Namun, dibalik romantisme kesuksesan Bali United yang baru berumur 2 tahun, ada beberapa borok yang masih mengintai tim-tim sepak bola di Indonesia.

Rita Widyasari, Bupati Kukar. (Kredit: Kumparan)

Bupati Kutai tertangkap kasus gratifikasi, Mitra Kukar terancam?

Baru semalam (26/9), sesaat setelah heboh kasus yang menimpa Wali Kota Cilegon, Bupati Kutai, Rita Widyasari, juga ditetapkan oleh KPK sebagai tersangka kasus gratifikasi. Rita, sang Bupati modis nan anggun itu, terindikasi menerima suap dari PT. Media Bangun Bersama terkait izin tambang di Kabupaten Kutai Kartanegara.

Walau tak terlibat langsung terkait kasus korupsi yang menimpa kepala daerahnya, Mitra Kukar masih saja bisa menerima efek buruknya. Salah satu yang pasti, ada beberapa kebutuhan operasional tim berjuluk Naga Mekes yang (mungkin) masih mengandalkan sedikit sokongan dari pemerintah daerah selain dari sponsor.

Ditetapkannya Rita sebagai tersangka bisa menggoyang kenyamanan jajaran manajemen Naga Mekes yang bisa dibilang sebagai salah satu tim di Indonesia yang memiliki kekuatan finansial cukup mapan. Bahkan, kerja sama dengan pemerintah sempat membuat tim yang bermarkas di Stadion Aji Imbut ini sempat memiliki skuat dengan kualitas bintang lima di sepak bola Indonesia.

Akankah Mitra Kukar terkena imbasnya? (Kredit: LIB)

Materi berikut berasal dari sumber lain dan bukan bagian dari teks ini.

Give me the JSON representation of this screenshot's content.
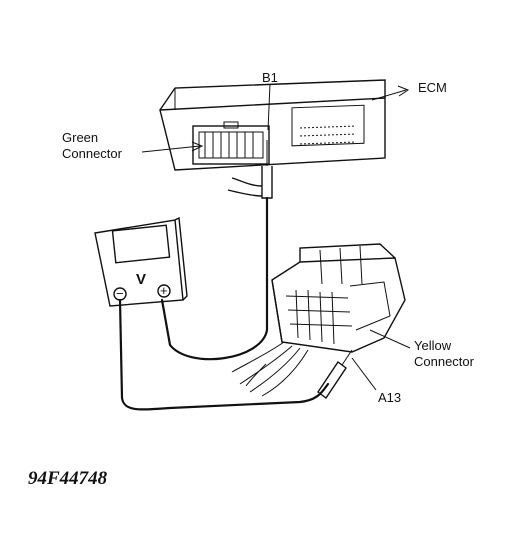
{
  "labels": {
    "ecm": "ECM",
    "b1": "B1",
    "green_line1": "Green",
    "green_line2": "Connector",
    "yellow_line1": "Yellow",
    "yellow_line2": "Connector",
    "a13": "A13",
    "meter_v": "V",
    "meter_neg": "−",
    "meter_pos": "+"
  },
  "figure_code": "94F44748"
}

Korupsi dan sulitnya lepas dari pemerintah

Walau sudah tidak diperkenankan memakai anggaran langsung dari APBD, tetap ada beberapa celah yang bisa dimanfaatkan tim-tim tertentu di sepak bola Indonesia yang salah satunya menyasar kucuran dana dari pemerintah dengan cara yang tidak menyalahi aturan. Misalnya, memakai peran pejabat yang bercokol di posisi tertentu di pemerintahan

Dengan maraknya kasus korupsi yang dilakukan kepala daerah, tentu ini bisa mengancam kiprah tim-tim yang sebagian besar nyawanya masih bergantung kepada kekuatan finansial dari pihak atau individu tertentu yang terikat dengan pemerintah daerah. Di sini, tentu kita sedang tidak membicarakan tim seperti Persib Bandung atau Bali United yang memang sudah profesional dan mampu menghidupi diri mereka sendiri dengan mandiri. Tapi akui saja, di luar dua nama klub kaya tersebut, masih ada klub yang menggantungkan nyawa dengan kerja sama bersama pemerintah daerah dan pejabat-pejabat tertentu.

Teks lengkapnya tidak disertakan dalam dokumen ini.